To anyone who has never seen the aurora I should explain that the coloured light that appears in the sky is not dazzlingly bright. In fact to see it at all you will need to be away from other sources of light. Street lights and external house lights really need to be absent to see it properly and unless you live in a remote light-free area your chances of seeing anything at all are very slim. Then there are the eyes. We humans do not generally have good night vision so we tend to live in an environment that is artificially lit at night and if we move quickly from a brightly lit place to somewhere dark then our eyes need time to adjust, our pupils expanding so as to let in what little light there is. Until this has happened we are almost blind.
But the aurora is worth seeing, so my first reaction after receiving my friend's message was to turn off all the lights inside our house, a perfectly natural thing to do. The problem was that at that moment Kate was emptying the dishwasher and on being plunged into darkness she left the kitchen to find out what was going on. Having explained my reasoning we agreed that our garden would give us the best opportunity to see the aurora and it was then that, whilst walking through the kitchen towards the back door, my shin made contact with the open door of the dishwasher. Ouch! I didn't see it because my eyes were still adjusting. Even once I had hobbled outside into the garden my vision was still impaired but fortunately I missed falling into the pond although there were a couple of stumbles into our raised flower beds.

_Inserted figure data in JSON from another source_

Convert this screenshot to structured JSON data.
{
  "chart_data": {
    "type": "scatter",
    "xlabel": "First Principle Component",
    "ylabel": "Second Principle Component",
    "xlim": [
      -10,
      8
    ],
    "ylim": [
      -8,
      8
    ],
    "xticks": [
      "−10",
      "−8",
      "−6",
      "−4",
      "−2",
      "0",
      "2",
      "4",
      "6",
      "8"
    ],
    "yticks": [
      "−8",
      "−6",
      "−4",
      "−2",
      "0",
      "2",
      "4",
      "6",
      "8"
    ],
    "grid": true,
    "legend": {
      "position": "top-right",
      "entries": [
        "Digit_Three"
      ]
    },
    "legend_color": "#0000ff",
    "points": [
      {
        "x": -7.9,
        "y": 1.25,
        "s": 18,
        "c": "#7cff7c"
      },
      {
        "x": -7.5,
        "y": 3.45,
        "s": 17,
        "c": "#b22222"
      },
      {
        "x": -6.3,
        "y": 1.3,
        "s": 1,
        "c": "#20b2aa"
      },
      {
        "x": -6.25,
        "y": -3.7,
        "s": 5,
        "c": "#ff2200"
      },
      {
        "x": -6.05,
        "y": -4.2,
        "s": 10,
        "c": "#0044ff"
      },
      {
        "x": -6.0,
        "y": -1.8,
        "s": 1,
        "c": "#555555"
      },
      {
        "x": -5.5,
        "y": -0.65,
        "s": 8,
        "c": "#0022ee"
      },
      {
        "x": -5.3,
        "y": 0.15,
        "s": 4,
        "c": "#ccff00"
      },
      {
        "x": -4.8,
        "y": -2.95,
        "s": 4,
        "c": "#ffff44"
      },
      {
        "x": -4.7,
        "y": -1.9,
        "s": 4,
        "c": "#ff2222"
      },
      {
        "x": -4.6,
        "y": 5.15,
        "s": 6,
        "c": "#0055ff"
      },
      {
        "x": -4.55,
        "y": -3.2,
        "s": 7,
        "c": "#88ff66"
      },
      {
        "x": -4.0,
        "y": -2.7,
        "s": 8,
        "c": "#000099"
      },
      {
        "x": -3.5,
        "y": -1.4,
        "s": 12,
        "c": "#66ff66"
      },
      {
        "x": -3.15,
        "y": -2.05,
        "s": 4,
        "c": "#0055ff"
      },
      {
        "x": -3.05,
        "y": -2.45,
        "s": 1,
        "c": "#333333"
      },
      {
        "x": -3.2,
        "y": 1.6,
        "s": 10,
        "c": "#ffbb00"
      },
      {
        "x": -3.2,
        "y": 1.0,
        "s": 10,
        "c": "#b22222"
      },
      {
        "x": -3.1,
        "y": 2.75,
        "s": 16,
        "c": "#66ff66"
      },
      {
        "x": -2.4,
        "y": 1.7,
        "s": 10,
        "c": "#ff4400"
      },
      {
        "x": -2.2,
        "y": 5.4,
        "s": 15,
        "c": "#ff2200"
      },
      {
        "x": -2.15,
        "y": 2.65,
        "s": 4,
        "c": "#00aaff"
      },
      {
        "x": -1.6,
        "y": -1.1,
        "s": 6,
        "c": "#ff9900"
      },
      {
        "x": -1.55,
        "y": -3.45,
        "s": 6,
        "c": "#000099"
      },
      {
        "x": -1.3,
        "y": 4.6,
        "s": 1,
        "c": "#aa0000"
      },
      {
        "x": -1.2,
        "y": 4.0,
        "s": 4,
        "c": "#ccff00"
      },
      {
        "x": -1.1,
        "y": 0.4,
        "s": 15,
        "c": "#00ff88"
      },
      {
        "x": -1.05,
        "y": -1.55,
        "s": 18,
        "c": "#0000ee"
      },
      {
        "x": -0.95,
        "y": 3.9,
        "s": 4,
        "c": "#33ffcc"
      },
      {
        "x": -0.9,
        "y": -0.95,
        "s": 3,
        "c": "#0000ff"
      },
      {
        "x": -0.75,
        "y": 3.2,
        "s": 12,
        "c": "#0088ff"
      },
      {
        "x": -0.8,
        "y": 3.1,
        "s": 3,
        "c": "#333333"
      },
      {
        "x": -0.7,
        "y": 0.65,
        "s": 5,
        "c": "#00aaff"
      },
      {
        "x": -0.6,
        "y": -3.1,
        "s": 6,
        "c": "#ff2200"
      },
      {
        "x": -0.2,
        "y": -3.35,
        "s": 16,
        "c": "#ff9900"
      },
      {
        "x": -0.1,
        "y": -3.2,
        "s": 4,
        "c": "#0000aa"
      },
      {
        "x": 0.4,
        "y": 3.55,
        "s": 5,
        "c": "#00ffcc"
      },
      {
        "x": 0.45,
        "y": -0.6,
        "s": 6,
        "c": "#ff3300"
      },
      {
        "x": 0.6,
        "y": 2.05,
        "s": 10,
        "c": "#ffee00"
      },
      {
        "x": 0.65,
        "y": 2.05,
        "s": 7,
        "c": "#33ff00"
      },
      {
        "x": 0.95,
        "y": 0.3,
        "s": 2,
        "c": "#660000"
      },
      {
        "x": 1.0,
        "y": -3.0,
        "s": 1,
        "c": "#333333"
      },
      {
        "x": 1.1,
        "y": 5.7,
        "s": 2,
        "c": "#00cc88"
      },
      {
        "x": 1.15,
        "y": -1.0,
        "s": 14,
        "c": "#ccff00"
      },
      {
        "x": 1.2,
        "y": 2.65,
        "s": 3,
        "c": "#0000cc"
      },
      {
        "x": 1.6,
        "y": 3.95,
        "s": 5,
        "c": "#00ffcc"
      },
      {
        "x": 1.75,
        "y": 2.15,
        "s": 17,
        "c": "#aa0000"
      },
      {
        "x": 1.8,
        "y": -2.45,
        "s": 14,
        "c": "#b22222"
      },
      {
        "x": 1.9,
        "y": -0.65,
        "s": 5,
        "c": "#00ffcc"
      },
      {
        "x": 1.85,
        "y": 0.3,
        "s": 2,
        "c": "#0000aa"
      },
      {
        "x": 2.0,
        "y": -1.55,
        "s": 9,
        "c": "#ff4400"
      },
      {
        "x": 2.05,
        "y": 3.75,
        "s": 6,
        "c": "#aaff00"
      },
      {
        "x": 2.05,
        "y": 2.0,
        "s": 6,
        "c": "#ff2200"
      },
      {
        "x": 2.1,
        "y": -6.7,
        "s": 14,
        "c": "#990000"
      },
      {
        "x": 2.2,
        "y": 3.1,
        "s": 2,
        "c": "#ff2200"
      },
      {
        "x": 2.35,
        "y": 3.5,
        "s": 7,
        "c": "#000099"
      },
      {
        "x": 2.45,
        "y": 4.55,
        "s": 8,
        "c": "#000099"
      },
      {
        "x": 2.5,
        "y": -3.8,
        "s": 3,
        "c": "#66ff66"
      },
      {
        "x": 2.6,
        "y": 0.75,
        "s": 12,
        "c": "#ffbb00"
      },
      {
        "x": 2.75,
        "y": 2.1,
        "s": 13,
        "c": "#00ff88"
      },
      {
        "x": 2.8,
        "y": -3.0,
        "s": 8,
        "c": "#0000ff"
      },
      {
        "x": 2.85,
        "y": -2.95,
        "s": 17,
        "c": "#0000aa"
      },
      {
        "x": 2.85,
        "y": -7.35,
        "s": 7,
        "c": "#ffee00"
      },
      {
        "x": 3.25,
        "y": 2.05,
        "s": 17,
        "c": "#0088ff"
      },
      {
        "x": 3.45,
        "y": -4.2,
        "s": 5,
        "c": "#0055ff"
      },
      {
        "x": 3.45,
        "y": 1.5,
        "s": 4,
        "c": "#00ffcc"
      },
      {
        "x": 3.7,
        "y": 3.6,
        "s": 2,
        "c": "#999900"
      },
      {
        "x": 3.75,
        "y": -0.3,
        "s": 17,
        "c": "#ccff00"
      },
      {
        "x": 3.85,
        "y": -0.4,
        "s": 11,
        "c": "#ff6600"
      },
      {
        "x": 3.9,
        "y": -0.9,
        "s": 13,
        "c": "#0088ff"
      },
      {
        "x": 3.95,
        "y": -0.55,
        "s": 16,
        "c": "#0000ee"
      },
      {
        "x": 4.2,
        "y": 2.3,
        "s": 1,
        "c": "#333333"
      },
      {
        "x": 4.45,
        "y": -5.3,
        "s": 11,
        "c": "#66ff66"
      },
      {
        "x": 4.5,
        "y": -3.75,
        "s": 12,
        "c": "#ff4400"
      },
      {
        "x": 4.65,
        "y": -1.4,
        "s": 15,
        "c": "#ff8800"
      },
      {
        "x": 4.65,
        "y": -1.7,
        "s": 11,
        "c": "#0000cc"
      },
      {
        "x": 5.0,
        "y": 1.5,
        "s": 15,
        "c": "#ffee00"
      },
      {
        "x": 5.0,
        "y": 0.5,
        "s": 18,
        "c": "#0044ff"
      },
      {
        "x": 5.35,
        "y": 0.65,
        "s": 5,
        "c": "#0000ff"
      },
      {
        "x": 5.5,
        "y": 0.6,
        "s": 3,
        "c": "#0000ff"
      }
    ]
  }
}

Injury number two, a small cut on my arm, was incurred some days later whilst folding up our wallpaper pasting table. We'd been helping some friends out by wallpapering a bedroom with lining paper so that it can then be painted in colours to suit their young daughter's taste. Our pasting table is a heavy plastic thing which folds in the middle and needs wire stiffeners to stop it collapsing in use. I have no idea of how the injury occurred but noticed the red stuff leaking down my arm as we were packing up. Suffice to say that a plaster soon stopped this and I didn't need surgery. The folded pasting table is both heavy and awkward to carry, which probably explains how I managed to strain a muscle in my back whilst carrying the thing downstairs after we had finished papering. In future I shall treat the thing with much more respect since clearly it has it in for me and has a taste for my flesh.
The most annoying little injuries we seem to attract are those caused by one or other of the plants we have growing in or around our garden, most of which have spikes which are just waiting for human skin to come their way. Gorse is a top contender along with bramble and both of these will leave tiny pieces buried under the skin that are difficult to remove but irritate constantly.
Beyond our back garden fence the land is wild and uncared for, a jungle of gorse and rhododendron.
Whilst engaged on the gorse cutting I could not help but notice a thing of quite amazing beauty that the plant hides within its stems. The close up shown here of a freshly cut gorse trunk reveals a pattern within the tight grain that deserves better recognition. This hidden feature is right beside us inside every plant and by chain-sawing through the stem I have revealed its innermost secret.